TRAMA
Al leader e fondatore di un quartetto d’archi prossimo a celebrare i 25 anni insieme vengono diagnosticati i primi sintomi del Parkinson. In vista del suo addio l’intero gruppo va in crisi.
RECENSIONI
Nonostante l'atmosfera crepuscolare Una fragile armonia (A late quartet) non è un film sulla terza o quarta età, né sulla malattia. Porta in scena un anziano violoncellista, da poco vedovo, costretto dalla malattia a dire addio alla musica, e tre persone di mezz'età chiamate dal cambiamento ad un bilancio delle proprie vite. Dunque un film sui bilanci, ma prima ancora sulle relazioni umane. Quasi un dramma da camera fortemente centrato sulle dinamiche famigliari, giacché i membri del gruppo sono a tutti gli effetti una famiglia, di fatto e simbolicamente. La pellicola si nutre di dialoghi, rivelazioni e chiarimenti, sterzate e fratture nei rapporti.
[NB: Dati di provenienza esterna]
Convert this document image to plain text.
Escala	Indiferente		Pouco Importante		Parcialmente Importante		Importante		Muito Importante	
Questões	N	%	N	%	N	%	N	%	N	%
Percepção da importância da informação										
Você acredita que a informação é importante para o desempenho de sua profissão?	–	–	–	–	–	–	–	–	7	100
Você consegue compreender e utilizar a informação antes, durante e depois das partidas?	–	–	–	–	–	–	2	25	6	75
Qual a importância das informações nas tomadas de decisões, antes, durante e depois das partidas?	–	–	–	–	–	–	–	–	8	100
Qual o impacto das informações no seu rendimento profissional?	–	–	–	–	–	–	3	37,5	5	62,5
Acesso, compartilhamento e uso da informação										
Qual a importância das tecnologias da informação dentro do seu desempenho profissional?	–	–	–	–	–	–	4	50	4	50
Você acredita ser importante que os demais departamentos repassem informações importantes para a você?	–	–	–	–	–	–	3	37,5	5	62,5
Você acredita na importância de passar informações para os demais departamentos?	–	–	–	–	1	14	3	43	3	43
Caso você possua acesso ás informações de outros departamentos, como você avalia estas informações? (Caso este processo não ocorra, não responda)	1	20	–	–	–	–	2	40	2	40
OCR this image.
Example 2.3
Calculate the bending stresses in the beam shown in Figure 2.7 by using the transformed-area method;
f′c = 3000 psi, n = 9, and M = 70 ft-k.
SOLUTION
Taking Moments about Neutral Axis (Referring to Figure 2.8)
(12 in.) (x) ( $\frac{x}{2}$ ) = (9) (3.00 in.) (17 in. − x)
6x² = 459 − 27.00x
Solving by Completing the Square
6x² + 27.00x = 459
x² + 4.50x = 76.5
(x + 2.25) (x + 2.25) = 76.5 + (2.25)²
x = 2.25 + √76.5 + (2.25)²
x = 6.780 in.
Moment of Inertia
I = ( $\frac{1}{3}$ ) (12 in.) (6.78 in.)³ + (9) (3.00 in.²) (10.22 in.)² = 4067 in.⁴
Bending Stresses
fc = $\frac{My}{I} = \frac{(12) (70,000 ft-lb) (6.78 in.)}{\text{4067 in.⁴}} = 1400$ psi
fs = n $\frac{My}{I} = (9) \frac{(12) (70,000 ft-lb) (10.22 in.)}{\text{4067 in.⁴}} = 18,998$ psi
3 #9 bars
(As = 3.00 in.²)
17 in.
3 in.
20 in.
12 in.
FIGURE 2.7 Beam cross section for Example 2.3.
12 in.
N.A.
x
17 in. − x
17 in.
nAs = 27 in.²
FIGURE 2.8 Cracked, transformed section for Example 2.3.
L'improvvisa perdita di un elemento cardine del quartetto - quel nucleo che ha riempito in tutti i sensi l'esistenza e l'identità dei suoi componenti - innesca un processo dirompente che sconvolge da ogni punto di vista la fragile armonia indispensabile per suonare insieme per 25 anni vivendo in una simbiosi fatta di intesa, fiducia e dedizione reciproca, compromessi e sacrifici. Tutti hanno rinunciato a pezzi di vita estranea alla musica, alla genitorialità ed al tempo da dedicare a se stessi, ma anche a molte ambizioni personali. E se la presenza del più anziano del gruppo garantiva equilibrio e coesione, la notizia del suo allontanamento risveglia insoddisfazioni, insicurezze e pulsioni dimenticate. In modo forse troppo dirompente per una sceneggiatura misurata il tappo salta e tutto quel che potrebbe accadere ai protagonisti, immaginando praticamente ogni combinazione possibile, accade.
Il secondo violino dà voce alle proprie frustrate aspirazioni e scalpita per guadagnare finalmente il ruolo di primo piano che non ha mai avuto; non trovando l'appoggio sperato nella moglie manda in crisi il loro rapporto con un tradimento lampo presto scoperto. La figlia della coppia, anch'essa musicista, intreccia una relazione dal sospetto odore compensatorio-aggressivo con un altro membro del quartetto, dell'età dei suoi genitori ed un tempo innamorato di sua madre. E questo lacera anche il resto dei rapporti all'interno del gruppo. In questa stessa figlia esplode poi il rancore verso i genitori da sempre assenti per gli impegni lavorativi, mentre sua madre sente di perdere la figura paterna rappresentata dal padre simbolico ora malato.
Un po' troppo, forse. E nemmeno nuovissimo. Ci sono però un paio di ragioni valide per sottoporsi alla visione. La prima è la delicatezza del tocco con cui il regista - premiato documentarista - affronta lo snodarsi dei drammatici confronti tra i protagonisti ed inserisce le dinamiche emotive all'interno di una riflessione non didascalica sul rapporto tra arte ed artista e sul potere della musica. La seconda ragione è costituita dalla prova fornita dagli interpreti, che conquistano e convincono con la naturalezza del talento. La dignitosa compostezza con cui il personaggio di Christopher Walken accetta la scoperta del Parkinson e la necessità ineluttabile di rassegnarsi ad una nuova vita, più da spettatore che da protagonista, è resa sempre credibile dalla grande prova dell'attore. Misurati ed efficaci anche Catherine Keener e Mark Ivanir, mentre Philip Seymour Hoffman è, banalmente, fuori discussione.